There were tears of joy and pride in the tiny settlement of Papawai yesterday, as a silver glow descended on Wairarapa.
Shakira Baker — former Greytown School and Wairarapa College student — was awarded a silver medal at the Rio Olympics for her part in the New Zealand women’s sevens rugby team.
The ‘Sevens Sisters’ were beaten by Australia 24-17 in the gold medal match at the Brazil games, and back home her family were watching in Papawai, struggling to deal with their emotions.
Father Bucky Fidow said he, Shakira’s mother Simone Baker, and her grandmother Di Baker had tears rolling down their cheeks as Baker ran onto the field.
“We all had tears, we were just so proud of her.”
He said the medal winning performance was not just a celebration to be enjoyed by the family, but by the people of Papawai, and the whole of Wairarapa who have stood behind Shakira right from the outset.

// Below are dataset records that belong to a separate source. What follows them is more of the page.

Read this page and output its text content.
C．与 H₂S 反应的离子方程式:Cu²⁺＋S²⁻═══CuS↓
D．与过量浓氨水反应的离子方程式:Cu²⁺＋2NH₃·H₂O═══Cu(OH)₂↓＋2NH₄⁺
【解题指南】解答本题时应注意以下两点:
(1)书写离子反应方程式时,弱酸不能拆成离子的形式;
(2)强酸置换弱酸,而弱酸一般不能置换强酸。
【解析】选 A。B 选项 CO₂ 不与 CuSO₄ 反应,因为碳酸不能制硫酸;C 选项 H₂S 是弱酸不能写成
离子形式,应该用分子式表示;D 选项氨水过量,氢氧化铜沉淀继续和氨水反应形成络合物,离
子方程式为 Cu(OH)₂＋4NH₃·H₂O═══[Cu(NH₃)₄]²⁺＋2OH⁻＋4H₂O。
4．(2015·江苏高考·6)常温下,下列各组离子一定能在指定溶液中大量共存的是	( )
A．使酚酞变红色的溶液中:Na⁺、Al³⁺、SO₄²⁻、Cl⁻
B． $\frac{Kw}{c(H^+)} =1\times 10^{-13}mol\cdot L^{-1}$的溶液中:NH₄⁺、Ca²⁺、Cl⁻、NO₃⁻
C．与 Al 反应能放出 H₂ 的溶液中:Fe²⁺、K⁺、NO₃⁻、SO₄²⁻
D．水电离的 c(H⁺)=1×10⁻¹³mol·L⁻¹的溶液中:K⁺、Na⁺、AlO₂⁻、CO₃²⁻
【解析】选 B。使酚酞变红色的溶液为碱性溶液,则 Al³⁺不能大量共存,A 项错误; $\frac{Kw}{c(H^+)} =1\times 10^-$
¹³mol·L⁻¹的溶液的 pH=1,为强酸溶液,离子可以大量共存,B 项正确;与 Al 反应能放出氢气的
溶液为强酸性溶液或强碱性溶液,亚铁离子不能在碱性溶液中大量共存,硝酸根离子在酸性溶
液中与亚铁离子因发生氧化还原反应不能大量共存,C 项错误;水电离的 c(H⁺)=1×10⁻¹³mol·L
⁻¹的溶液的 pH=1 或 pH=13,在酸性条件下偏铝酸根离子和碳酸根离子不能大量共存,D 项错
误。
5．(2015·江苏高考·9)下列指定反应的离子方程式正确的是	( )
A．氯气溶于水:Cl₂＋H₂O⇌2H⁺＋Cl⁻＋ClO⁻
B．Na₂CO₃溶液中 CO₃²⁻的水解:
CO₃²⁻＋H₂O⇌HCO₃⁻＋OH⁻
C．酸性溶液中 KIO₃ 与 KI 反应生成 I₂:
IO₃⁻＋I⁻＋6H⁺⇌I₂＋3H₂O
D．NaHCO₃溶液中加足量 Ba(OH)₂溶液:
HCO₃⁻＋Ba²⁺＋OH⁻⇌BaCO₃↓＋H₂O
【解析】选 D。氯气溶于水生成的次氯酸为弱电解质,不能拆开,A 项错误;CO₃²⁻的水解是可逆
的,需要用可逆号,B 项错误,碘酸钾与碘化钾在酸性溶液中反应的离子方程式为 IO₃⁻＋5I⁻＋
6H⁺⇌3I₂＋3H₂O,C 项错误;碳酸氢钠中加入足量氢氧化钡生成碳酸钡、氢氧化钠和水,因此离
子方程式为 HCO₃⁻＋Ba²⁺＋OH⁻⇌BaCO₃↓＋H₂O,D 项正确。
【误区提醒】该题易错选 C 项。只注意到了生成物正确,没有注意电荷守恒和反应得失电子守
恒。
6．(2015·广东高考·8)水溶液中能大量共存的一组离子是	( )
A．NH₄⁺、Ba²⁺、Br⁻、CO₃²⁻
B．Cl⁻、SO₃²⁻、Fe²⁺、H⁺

“We want to thank the whole community.”
The family of the medal winner were hugely proud of Baker when she was selected to go to Rio and to have taken that through to be part of a silver medal performance by the sevens team was something “that is still sinking in”.
Baker first made her mark in rugby as a member of the Eketahuna 15-a-side team which contested the Wellington and Manawatu competitions and her outstanding form as a midfield back saw her selected for Wellington as a 16-year-old.
A two-time winner of the supreme champion award at the Wairarapa Maori sports awards, her grandfather was the late John Baker of Papawai, the doyen of a family whose sporting record reads like a Who’s Who of New Zealand sport.
Included on the family’s sporting tree are hockey reps Dee Taylor, Ngahina Gillies and Mahe Baker, All Black trialists Carlos Baker and Charlie Kaka, national secondary schools rep Cyrus Baker, and current New Zealand men’s sevens rep Gillies Kaka.
Also watching yesterday was Greytown School teacher Sue Lyford, who taught Baker at the school.
She remembered Baker as a “very athletic” kid.
“Absolutely, she was into everything, always playing.”
She had followed Baker’s progress from when she left school all the way through to yesterday’s medal performance.
“I was proud of her before she got onto the field, but the fact she got out there was just fantastic.
“She’s so cool and she’s done so well.
“I’m just so chuffed.”
Mrs Lyford said she would be telling her current pupils about Baker’s exploits, to show them what they could achieve.
Shakira Baker made her debut for the Black Ferns in 2011 in England and she also played her first game for the national sevens team in the same season.
She was out of action in 2013 because of a heart problem and in 2014 a knee injury also kept her out of action for some time.
However, she has bounced back into full fitness since then and has been a regular in the New Zealand teams over the past couple of seasons.